英総選挙の観測強まる、4日発表との報道も 議会が合意なき離脱阻止なら

[ロンドン 2日 ロイター] - 英議会が英国の「合意なき」欧州連合(EU)離脱を阻止すれば、ジョンソン首相が総選挙に踏み切るとの観測が強まっている。

ジョンソン首相は2日、閣議を召集。BBCによると、総選挙の実施を議会に求めるかどうか「活発な議論」が行われている。

大衆紙サンも、英政府が進めるEU離脱計画が議会に阻止されれば、ジョンソン首相は離脱期日の10月31日前に総選挙を実施することを計画していると報じた。早ければ4日に総選挙について発表し、10月17日に始まるEU首脳会議前に実施する可能性があるという。

議会は3日、夏休みの休会を終え再開するが、野党・労働党と与党・保守党の造反議員が手を組み、合意なき離脱を阻止する法案の可決を目指すとみられる。

保守党の院内幹事室の高官によると、造反した議員には除名や次の選挙で保守党からの立候補禁止の処分が下される見通し。

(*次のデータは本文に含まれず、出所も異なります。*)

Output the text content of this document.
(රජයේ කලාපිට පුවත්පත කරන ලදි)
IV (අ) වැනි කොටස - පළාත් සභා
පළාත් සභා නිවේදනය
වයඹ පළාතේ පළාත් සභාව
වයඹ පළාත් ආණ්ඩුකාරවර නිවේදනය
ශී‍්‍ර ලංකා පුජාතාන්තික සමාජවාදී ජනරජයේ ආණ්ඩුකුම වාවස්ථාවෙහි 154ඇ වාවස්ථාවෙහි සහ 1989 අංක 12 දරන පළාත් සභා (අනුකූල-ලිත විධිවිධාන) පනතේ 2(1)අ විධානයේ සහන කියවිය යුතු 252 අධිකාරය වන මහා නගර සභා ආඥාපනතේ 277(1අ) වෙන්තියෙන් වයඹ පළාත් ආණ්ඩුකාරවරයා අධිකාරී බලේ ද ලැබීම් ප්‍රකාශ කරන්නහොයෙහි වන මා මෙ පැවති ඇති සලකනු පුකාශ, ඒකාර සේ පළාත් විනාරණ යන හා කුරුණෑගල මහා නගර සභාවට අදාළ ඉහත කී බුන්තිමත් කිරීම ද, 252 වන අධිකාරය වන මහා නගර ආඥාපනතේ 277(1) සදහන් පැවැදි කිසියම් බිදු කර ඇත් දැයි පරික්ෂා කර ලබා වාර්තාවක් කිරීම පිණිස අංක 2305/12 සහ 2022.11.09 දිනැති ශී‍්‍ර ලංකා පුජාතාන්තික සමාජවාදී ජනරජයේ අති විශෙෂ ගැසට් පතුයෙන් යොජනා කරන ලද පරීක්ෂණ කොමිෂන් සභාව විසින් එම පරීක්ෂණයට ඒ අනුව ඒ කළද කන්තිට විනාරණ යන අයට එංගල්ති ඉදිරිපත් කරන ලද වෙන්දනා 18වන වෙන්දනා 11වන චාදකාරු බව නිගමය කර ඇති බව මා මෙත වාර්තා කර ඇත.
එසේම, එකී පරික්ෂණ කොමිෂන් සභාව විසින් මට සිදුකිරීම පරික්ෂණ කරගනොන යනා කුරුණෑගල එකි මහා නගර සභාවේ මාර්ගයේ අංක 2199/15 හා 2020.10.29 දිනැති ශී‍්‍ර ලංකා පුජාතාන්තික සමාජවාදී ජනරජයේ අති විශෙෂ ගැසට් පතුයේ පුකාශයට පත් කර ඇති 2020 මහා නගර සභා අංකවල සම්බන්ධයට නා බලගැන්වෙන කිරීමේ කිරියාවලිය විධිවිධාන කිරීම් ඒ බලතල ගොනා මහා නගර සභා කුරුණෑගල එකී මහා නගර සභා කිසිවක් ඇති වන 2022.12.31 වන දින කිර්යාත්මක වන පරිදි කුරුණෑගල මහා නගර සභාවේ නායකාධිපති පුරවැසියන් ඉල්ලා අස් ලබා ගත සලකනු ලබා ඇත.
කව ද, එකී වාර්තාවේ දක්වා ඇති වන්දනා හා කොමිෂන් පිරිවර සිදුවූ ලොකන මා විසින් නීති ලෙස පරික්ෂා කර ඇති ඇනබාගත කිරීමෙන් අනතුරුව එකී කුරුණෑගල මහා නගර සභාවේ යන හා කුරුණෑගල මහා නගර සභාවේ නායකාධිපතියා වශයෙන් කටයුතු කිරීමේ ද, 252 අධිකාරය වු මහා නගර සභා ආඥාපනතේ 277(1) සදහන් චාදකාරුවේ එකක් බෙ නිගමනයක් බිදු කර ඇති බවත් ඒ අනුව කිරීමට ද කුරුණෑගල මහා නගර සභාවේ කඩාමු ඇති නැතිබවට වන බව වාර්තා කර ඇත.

労働党のコービン党首は「総選挙を求める」とし、ジョンソン首相の「偽りの大衆主義の徒党」を排除すると言明。「合意なき離脱を阻止するために一丸となる必要がある。今週が最後のチャンスかもしれない」と述べた。

トニー・ブレア元首相は、ジョンソン氏が労働党に対し仕掛ける「大きな罠」を回避するよう警告。「ジョンソン氏は、合意なき離脱案のみでは失敗する可能性があるが、総選挙を組み合わせれば勝利する可能性があることを理解している。コービン氏が首相になるとの懸念が存在するからだ」とけん制した。

ジョンソン首相の報道官は、総選挙を計画しているかとの記者団からの質問に対し「首相がこれまでも述べてきている通り、総選挙は望んでいない」とした。

英ブックメーカー(賭け屋)のラドブロークスによると、年内に総選挙が実施される確率は75%との見方が織り込まれ、10月と見る向きが最も高い。

総選挙となった場合(1)EU離脱を支持するジョンソン政権が勝利(2)コービン党首率いる労働党が勝利(3)宙づり議会(ハングパーラメント)となり、連立政権や少数与党政権が誕生する──といったシナリオが考えられるという。